Back in 1964, the Rolling Stones sang, "Time is on my side." A character in Jennifer Egan's Pulitzer Prize-winning novel says, "Time is a goon." (Webster's definition--a man hired to terrorize; an enforcer.)
This is a book about time and about what it does to people and to the culture and to rock and roll! It's a series of glimpses into the interconnected lives of many characters over a period of about 40 years. Every chapter could be a stand-alone short story, but, taken together, they tell the story of...well--time, and people, and culture, and rock and roll.

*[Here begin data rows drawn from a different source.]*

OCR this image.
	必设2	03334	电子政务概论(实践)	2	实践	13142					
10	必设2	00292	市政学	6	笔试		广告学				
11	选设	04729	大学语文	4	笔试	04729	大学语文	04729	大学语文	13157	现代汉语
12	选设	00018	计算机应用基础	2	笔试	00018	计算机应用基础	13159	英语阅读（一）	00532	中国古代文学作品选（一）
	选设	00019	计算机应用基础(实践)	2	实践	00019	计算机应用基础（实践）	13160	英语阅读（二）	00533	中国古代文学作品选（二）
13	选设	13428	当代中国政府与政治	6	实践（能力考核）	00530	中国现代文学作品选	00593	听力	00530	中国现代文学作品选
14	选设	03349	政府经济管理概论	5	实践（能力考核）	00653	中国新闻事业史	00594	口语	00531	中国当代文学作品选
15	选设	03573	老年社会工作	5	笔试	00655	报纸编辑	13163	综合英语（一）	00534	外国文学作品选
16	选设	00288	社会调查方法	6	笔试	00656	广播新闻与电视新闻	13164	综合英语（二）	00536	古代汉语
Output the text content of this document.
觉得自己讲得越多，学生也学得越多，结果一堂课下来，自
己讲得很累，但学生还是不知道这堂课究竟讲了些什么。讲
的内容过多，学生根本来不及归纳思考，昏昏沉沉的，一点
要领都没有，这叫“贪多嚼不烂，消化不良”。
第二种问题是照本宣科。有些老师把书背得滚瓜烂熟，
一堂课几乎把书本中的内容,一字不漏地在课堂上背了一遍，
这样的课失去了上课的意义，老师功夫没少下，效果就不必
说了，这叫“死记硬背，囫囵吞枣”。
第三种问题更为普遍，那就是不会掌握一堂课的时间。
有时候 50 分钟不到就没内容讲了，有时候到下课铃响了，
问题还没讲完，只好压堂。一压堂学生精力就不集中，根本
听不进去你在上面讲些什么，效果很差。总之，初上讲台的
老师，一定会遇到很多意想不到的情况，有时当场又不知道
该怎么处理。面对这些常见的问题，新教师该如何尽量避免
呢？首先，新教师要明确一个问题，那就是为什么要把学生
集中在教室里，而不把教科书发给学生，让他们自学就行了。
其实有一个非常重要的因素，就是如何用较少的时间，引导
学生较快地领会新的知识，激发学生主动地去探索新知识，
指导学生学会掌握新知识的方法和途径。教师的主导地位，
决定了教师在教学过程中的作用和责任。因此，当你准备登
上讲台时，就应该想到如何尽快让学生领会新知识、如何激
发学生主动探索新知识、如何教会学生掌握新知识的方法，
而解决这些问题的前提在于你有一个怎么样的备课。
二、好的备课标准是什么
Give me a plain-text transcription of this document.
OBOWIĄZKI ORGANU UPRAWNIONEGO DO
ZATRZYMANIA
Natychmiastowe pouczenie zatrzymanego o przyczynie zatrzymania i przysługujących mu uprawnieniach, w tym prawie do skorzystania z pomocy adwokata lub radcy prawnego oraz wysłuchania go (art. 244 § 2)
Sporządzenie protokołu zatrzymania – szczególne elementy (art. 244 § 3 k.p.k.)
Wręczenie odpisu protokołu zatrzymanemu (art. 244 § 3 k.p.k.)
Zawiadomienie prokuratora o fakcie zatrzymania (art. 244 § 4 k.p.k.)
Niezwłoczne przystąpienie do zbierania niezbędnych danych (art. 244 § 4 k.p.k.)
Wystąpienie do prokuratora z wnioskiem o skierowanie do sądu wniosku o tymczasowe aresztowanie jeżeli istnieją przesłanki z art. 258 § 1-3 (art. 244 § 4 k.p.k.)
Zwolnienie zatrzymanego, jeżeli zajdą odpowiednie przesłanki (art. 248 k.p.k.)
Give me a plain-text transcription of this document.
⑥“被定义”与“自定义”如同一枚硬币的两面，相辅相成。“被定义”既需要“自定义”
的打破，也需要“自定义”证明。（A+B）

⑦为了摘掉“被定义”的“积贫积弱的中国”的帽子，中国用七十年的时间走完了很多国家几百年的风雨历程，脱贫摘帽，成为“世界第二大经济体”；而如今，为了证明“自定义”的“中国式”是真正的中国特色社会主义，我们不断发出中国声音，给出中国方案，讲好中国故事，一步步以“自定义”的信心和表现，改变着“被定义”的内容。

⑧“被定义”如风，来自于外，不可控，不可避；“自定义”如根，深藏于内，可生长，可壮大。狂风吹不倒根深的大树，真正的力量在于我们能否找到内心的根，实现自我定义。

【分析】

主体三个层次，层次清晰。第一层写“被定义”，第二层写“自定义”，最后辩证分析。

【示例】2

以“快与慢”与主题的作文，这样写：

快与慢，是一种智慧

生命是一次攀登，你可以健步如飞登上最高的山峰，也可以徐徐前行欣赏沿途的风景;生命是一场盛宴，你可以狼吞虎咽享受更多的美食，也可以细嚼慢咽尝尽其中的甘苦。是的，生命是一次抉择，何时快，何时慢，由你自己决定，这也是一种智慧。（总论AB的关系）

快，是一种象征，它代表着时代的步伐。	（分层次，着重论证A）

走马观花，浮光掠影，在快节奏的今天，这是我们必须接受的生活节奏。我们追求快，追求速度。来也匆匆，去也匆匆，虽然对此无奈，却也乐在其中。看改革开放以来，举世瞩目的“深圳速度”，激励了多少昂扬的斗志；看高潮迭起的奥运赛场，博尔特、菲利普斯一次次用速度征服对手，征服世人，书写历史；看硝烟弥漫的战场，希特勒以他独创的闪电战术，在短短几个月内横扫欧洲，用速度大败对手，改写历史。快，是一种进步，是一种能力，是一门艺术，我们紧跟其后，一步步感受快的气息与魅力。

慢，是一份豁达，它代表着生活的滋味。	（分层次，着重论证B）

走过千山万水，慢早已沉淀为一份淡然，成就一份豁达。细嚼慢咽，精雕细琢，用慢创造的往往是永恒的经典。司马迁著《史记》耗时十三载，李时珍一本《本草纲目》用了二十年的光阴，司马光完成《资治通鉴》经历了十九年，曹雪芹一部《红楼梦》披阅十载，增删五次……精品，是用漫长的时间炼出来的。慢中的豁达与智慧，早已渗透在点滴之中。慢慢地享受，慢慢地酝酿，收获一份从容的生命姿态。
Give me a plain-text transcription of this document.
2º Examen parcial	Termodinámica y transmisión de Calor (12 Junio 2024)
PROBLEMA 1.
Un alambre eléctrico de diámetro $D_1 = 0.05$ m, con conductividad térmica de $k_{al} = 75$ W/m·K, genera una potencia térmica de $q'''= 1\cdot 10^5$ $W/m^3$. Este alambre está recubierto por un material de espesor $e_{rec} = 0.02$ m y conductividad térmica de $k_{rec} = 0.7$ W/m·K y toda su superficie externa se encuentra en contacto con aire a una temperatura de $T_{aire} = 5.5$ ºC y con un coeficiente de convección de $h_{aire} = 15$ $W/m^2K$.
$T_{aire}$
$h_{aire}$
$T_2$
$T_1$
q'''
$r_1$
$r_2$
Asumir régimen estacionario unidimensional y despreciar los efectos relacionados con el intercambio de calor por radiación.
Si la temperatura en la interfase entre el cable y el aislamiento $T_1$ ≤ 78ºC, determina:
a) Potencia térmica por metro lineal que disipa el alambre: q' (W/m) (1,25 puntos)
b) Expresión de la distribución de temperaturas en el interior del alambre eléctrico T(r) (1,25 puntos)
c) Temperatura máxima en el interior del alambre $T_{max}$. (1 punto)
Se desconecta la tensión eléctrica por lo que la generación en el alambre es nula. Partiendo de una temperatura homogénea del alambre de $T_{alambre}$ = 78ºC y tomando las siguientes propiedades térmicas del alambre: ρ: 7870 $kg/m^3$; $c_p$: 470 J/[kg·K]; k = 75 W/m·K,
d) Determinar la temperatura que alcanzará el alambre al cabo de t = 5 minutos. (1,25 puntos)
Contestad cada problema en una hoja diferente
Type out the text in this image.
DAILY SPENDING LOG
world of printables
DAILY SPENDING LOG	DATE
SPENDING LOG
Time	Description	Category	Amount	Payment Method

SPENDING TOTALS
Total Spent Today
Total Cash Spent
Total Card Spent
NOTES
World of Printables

Almost every character mentioned reappears in another character's story, so that the stories all weave together. But the reader has to pay close attention to names and time clues, because the chapters are not in chronological order. Thus, chapter 1 is about Sasha at age 35, chapter 2 mentions Sasha at a little younger age, chapter 10 is about Sasha at age 21, chapter 11 is about Sasha at age 19 or 20, and chapter 12 has Sasha in her late 40s. I imagine some people will grow irritated at all this jumping around, but then "Time is a goon," isn't it.
The last two chapters are set in the future, and the next-to-last one is a power point diary! The last chapter pictures a time when people are uncomfortable talking to each other and prefer to text-message even when face-to-face, when four-year-olds determine the music that is produced, and when paid "parrots" can generate enthusiasm about almost anything,over the internet. The character Alex is paid to choose among his 15,896 friends to find 50 who have need, reach, and corruptibility and will go along with his scheme for promoting a concert--people who have "stopped being themselves without realizing it."
All of this review makes the book sound like it is incoherent, but it isn't. It is so well done that the parts make sense, the time-shifts make sense, the different narrative viewpoints make sense. It is very funny in some parts. Even an attempted rape, the "Suicide Tour" of an aging rocker, and the public relations campaign for a genocidal dictator come off as humorous (and that's not easy to do). It is very depressing in some parts: one character wants to ask Lou, the aging rock producer, "How did you get so old? Was it all at once, in a day, or did you peter out bit by bit?.... Did you know this was coming and hide that you knew, or did it ambush you from behind." Now that's depressing.
But time can also be redemptive, and people and the culture and the environment and rock and roll can improve and bounce back from really low places. And that makes this novel very hopeful.
Several fairly recent books I have lately read utilize the format of interconnected short stories: Cloud Atlas(David Mitchell), Interpreter of Maladies (Jhumpa Lahiri), and Olive Kitteridge (Elizabeth Strout). Maybe this is a trend, but Jennifer Egan does the best job of making the parts into a coherent whole.
This novel is highly recommended. It is inventive, has well-developed and believable characters, has something important to say. and most of all, it's fun to read.
I wonder if Mick Jagger still thinks that time is on his side.